Biogas is an important renewable energy source, but its ppm-level hydrogen sulfide (H2S) component must be removed from the gas mixture dominated by CO2 and CH4. In this work, a tertiary-amine-based “molecular basket” sorbent with a mesoporous silica as support was found to be effective for the selective hydrogen sulfide (H2S) removal from gas mixtures simulating biogas with a high CO2 concentration up to 40 vol %. Polyallylamine (PA), polyethylenimine (PEI), and tetramethyl hexanediamine (TMHDA) were used as primary, secondary, and tertiary amines to prepare the SBA-15 supported sorbents, respectively, and their H2S sorption performances were evaluated in a flow system in the absence and presence of CO2. The tertiary-amine-based sorbent, TMHDA/SBA-15, can selectively remove H2S in the presence of CO2, and the highest sorption capacity was achieved at 15 wt % TMHDA loading which is close to its monolayer coverage on the surface.

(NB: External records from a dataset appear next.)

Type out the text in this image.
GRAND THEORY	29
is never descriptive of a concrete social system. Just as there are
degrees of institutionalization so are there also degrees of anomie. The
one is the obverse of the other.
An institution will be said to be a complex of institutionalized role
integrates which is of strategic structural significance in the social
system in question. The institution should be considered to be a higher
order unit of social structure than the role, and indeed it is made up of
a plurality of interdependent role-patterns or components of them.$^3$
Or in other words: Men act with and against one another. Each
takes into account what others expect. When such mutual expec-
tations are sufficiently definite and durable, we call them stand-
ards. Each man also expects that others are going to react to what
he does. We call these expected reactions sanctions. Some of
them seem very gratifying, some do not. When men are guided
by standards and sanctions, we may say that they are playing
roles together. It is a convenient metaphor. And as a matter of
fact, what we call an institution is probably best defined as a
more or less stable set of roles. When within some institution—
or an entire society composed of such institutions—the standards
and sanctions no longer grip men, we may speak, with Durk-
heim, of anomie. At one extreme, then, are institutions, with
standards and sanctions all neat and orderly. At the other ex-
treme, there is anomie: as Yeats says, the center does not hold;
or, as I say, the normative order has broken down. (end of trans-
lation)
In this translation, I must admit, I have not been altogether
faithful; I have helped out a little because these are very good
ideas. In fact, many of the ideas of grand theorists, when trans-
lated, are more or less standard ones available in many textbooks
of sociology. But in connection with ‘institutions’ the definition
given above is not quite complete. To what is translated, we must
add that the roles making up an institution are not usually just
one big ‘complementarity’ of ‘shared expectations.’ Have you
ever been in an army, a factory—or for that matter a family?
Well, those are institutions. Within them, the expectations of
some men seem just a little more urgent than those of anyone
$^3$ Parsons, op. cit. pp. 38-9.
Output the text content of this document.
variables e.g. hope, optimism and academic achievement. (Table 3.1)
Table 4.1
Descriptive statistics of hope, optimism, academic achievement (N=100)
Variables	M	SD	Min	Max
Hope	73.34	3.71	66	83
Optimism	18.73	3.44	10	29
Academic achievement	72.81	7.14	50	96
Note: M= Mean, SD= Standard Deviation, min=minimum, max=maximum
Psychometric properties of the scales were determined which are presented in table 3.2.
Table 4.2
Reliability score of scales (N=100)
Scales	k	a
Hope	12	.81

More importantly, about 90% of the capacity could be maintained on TMHDA/SBA-15 even with the CO2 concentration as high as 40 vol %. The H2S sorption on TMHDA/SBA-15 fitted with the Langmuir adsorption isotherm well although the estimated adsorption heat with the van’t Hoff equation is relatively low. Characterization using N2 physisorption, FT-IR, and XPS demonstrated that the TMHDA is dispersed within the pore channels through the interaction between amine and silanol groups on the surface of SBA-15. The TMHDA/SBA-15 sorbents showed a good regenerability under a mild regeneration condition (e.g., 110 °C), the capacity of which was not impeded by other components in biogas such as CH4 and H2O.